Human Rights First Welcomes Announcement of Expansion in Afghan Eligibility for Evacuation
WASHINGTON – With a rise in violence by the Taliban as U.S. troops near their full withdrawal from Afghanistan, Human Rights First welcomed today’s announcement that the State Department will use the “Priority 2” (P2) designation to create a pathway to resettlement for Afghans, who served with U.S. forces during the war, who do not qualify for the Special Immigrant Visa program.
“With this announcement, it’s clear the administration recognizes the importance of resettling all U.S.-affiliated Afghans. The U.S. Refugee Admissions Program (USRAP) offers these Afghans a bright future in America. Still, the program is plagued by a lengthy admissions process,” said Jennifer Quigley, Senior Director of Government Affairs at Human Rights First. “With the Taliban making headway in Afghanistan and without a plan for actually evacuating our Afghans allies, they will face the same dangers as those who have applied for the Special Immigrant Visa program. Efforts for evacuation need to be operationalized immediately, resources across agencies need to be increased and the evacuation of these allies must take place as quickly as possible.”

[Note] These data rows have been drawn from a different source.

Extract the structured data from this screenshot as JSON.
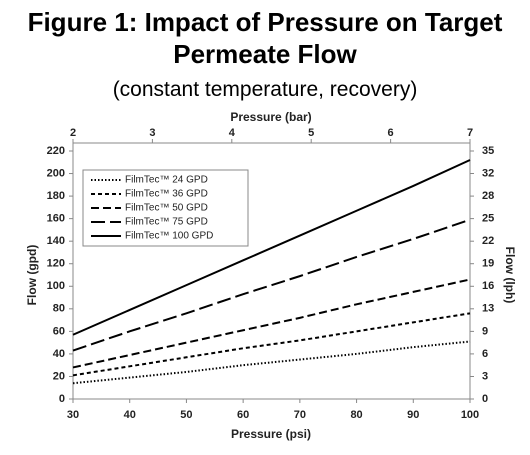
{
  "chart_data": {
    "type": "line",
    "title": "Figure 1: Impact of Pressure on Target Permeate Flow",
    "subtitle": "(constant temperature, recovery)",
    "x_label": "Pressure (psi)",
    "x2_label": "Pressure (bar)",
    "y_label": "Flow (gpd)",
    "y2_label": "Flow (lph)",
    "x": [
      30,
      40,
      50,
      60,
      70,
      80,
      90,
      100
    ],
    "xlim": [
      30,
      100
    ],
    "xticks": [
      30,
      40,
      50,
      60,
      70,
      80,
      90,
      100
    ],
    "x2lim": [
      2,
      7
    ],
    "x2ticks": [
      2,
      3,
      4,
      5,
      6,
      7
    ],
    "ylim": [
      0,
      220
    ],
    "yticks": [
      0,
      20,
      40,
      60,
      80,
      100,
      120,
      140,
      160,
      180,
      200,
      220
    ],
    "y2lim": [
      0,
      34.7
    ],
    "y2ticks": [
      0,
      {
        "value": 3.15,
        "label": "3"
      },
      {
        "value": 6.31,
        "label": "6"
      },
      {
        "value": 9.46,
        "label": "9"
      },
      {
        "value": 12.62,
        "label": "13"
      },
      {
        "value": 15.77,
        "label": "16"
      },
      {
        "value": 18.93,
        "label": "19"
      },
      {
        "value": 22.08,
        "label": "22"
      },
      {
        "value": 25.24,
        "label": "25"
      },
      {
        "value": 28.39,
        "label": "28"
      },
      {
        "value": 31.55,
        "label": "32"
      },
      {
        "value": 34.7,
        "label": "35"
      }
    ],
    "grid": false,
    "legend": "upper-left",
    "series": [
      {
        "name": "FilmTec™ 24 GPD",
        "color": "#000000",
        "line_style": "dotted",
        "values": [
          14,
          19,
          24,
          30,
          35,
          40,
          46,
          51
        ]
      },
      {
        "name": "FilmTec™ 36 GPD",
        "color": "#000000",
        "line_style": "short-dash",
        "values": [
          21,
          29,
          37,
          45,
          52,
          60,
          68,
          76
        ]
      },
      {
        "name": "FilmTec™ 50 GPD",
        "color": "#000000",
        "line_style": "dash",
        "values": [
          28,
          39,
          50,
          61,
          72,
          84,
          95,
          106
        ]
      },
      {
        "name": "FilmTec™ 75 GPD",
        "color": "#000000",
        "line_style": "long-dash",
        "values": [
          43,
          60,
          76,
          93,
          109,
          126,
          142,
          159
        ]
      },
      {
        "name": "FilmTec™ 100 GPD",
        "color": "#000000",
        "line_style": "solid",
        "values": [
          57,
          79,
          101,
          123,
          145,
          167,
          189,
          212
        ]
      }
    ]
  }
}
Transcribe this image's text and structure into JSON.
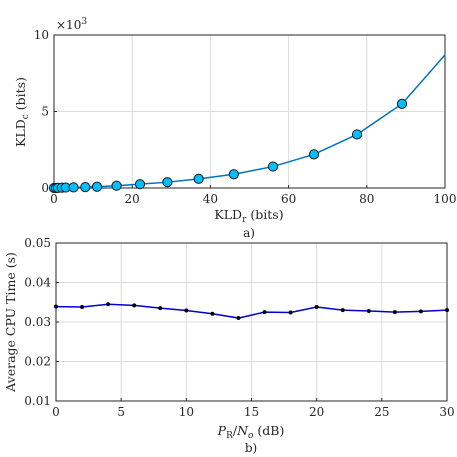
{
  "chart_data": [
    {
      "type": "line",
      "panel_label": "a)",
      "xlabel_main": "KLD",
      "xlabel_sub": "r",
      "xlabel_unit": " (bits)",
      "ylabel_main": "KLD",
      "ylabel_sub": "c",
      "ylabel_unit": " (bits)",
      "exponent_base": "×10",
      "exponent_power": "3",
      "xlim": [
        0,
        100
      ],
      "ylim": [
        0,
        10
      ],
      "xticks": [
        0,
        20,
        40,
        60,
        80,
        100
      ],
      "yticks": [
        0,
        5,
        10
      ],
      "grid": true,
      "line_color": "#0072BD",
      "marker_fill": "#00BFFF",
      "marker_edge": "#1a1a1a",
      "series": [
        {
          "x": [
            0,
            0.5,
            1,
            2,
            3,
            5,
            8,
            11,
            16,
            22,
            29,
            37,
            46,
            56,
            66.5,
            77.5,
            89,
            101
          ],
          "y": [
            0,
            0,
            0.01,
            0.02,
            0.03,
            0.04,
            0.06,
            0.08,
            0.15,
            0.25,
            0.38,
            0.6,
            0.9,
            1.4,
            2.2,
            3.5,
            5.5,
            8.7
          ],
          "markers": [
            true,
            true,
            true,
            true,
            true,
            true,
            true,
            true,
            true,
            true,
            true,
            true,
            true,
            true,
            true,
            true,
            true,
            false
          ]
        }
      ]
    },
    {
      "type": "line",
      "panel_label": "b)",
      "xlabel_p": "P",
      "xlabel_psub": "R",
      "xlabel_slash": "/",
      "xlabel_n": "N",
      "xlabel_nsub": "o",
      "xlabel_unit": " (dB)",
      "ylabel": "Average CPU Time (s)",
      "xlim": [
        0,
        30
      ],
      "ylim": [
        0.01,
        0.05
      ],
      "xticks": [
        0,
        5,
        10,
        15,
        20,
        25,
        30
      ],
      "yticks": [
        "0.01",
        "0.02",
        "0.03",
        "0.04",
        "0.05"
      ],
      "grid": true,
      "line_color": "#0000CD",
      "marker_color": "#000000",
      "series": [
        {
          "x": [
            0,
            2,
            4,
            6,
            8,
            10,
            12,
            14,
            16,
            18,
            20,
            22,
            24,
            26,
            28,
            30
          ],
          "y": [
            0.0339,
            0.0338,
            0.0345,
            0.0342,
            0.0335,
            0.0329,
            0.0321,
            0.031,
            0.0325,
            0.0324,
            0.0338,
            0.033,
            0.0328,
            0.0325,
            0.0327,
            0.033
          ]
        }
      ]
    }
  ]
}
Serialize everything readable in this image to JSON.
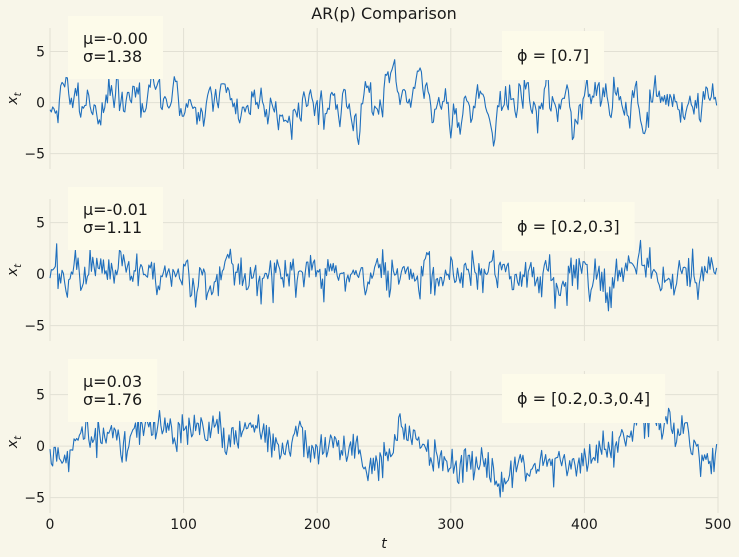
{
  "chart_data": {
    "type": "line",
    "title": "AR(p) Comparison",
    "xlabel": "t",
    "xlim": [
      0,
      500
    ],
    "x_ticks": [
      0,
      100,
      200,
      300,
      400,
      500
    ],
    "line_color": "#1f6fbd",
    "background": "#f8f6e9",
    "grid": true,
    "panels": [
      {
        "ylabel": "x_t",
        "ylim": [
          -6.5,
          7.3
        ],
        "y_ticks": [
          -5,
          0,
          5
        ],
        "phi_label": "ϕ = [0.7]",
        "mean_label": "μ=-0.00",
        "std_label": "σ=1.38",
        "series": {
          "n": 500,
          "phi": [
            0.7
          ],
          "mean": -0.0,
          "std": 1.38,
          "seed": 11
        }
      },
      {
        "ylabel": "x_t",
        "ylim": [
          -6.5,
          7.3
        ],
        "y_ticks": [
          -5,
          0,
          5
        ],
        "phi_label": "ϕ = [0.2,0.3]",
        "mean_label": "μ=-0.01",
        "std_label": "σ=1.11",
        "series": {
          "n": 500,
          "phi": [
            0.2,
            0.3
          ],
          "mean": -0.01,
          "std": 1.11,
          "seed": 23
        }
      },
      {
        "ylabel": "x_t",
        "ylim": [
          -6.5,
          7.3
        ],
        "y_ticks": [
          -5,
          0,
          5
        ],
        "phi_label": "ϕ = [0.2,0.3,0.4]",
        "mean_label": "μ=0.03",
        "std_label": "σ=1.76",
        "series": {
          "n": 500,
          "phi": [
            0.2,
            0.3,
            0.4
          ],
          "mean": 0.03,
          "std": 1.76,
          "seed": 37
        }
      }
    ]
  }
}
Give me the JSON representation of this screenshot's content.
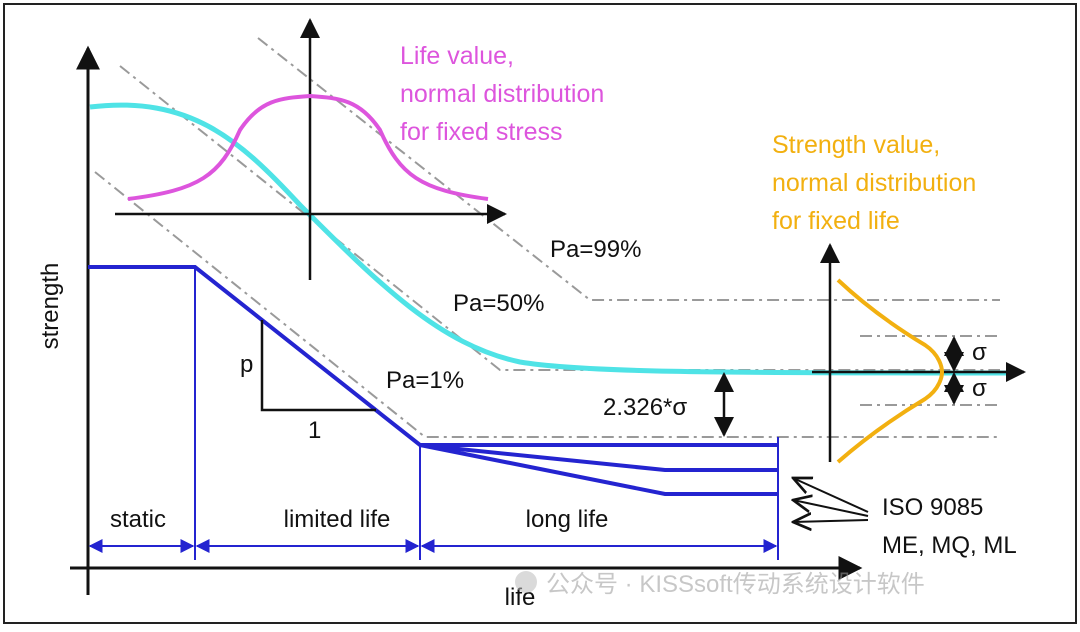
{
  "colors": {
    "pink": "#dd55dd",
    "cyan": "#4fe3e6",
    "blue": "#2424d0",
    "orange": "#f2b010",
    "gray_dash": "#999999",
    "black": "#111111"
  },
  "axes": {
    "y_label": "strength",
    "x_label": "life"
  },
  "annotations": {
    "life_value_line1": "Life value,",
    "life_value_line2": "normal distribution",
    "life_value_line3": "for fixed stress",
    "strength_value_line1": "Strength value,",
    "strength_value_line2": "normal distribution",
    "strength_value_line3": "for fixed life",
    "pa99": "Pa=99%",
    "pa50": "Pa=50%",
    "pa1": "Pa=1%",
    "slope_p": "p",
    "slope_1": "1",
    "offset": "2.326*σ",
    "sigma_upper": "σ",
    "sigma_lower": "σ",
    "iso_line1": "ISO 9085",
    "iso_line2": "ME, MQ, ML"
  },
  "regions": {
    "static": "static",
    "limited_life": "limited life",
    "long_life": "long life"
  },
  "watermark": {
    "text": "公众号 · KISSsoft传动系统设计软件"
  }
}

The P2 designation grants access to USRAP for Afghans who work or worked for a U.S. government-funded program and current or former employees of U.S.-based media organizations and non-governmental organizations, who are at risk due to their U.S. affiliation. Unlike other P2 programs, Afghans cannot apply themselves, U.S. government employees and non-governmental employers must refer a qualified individual for the program.
“A P2 program for vulnerable U.S.-affiliated Afghans is absolutely necessary to protect those in danger,” said Chris Purdy, Project Manager of Veterans for American Ideals, a program at Human Rights First. “We’re encouraged that the Biden administration realizes that decisive action needs to be taken to save as many lives as possible. Implementing this program, the government must include as many Afghans who have worked for civil society as possible.”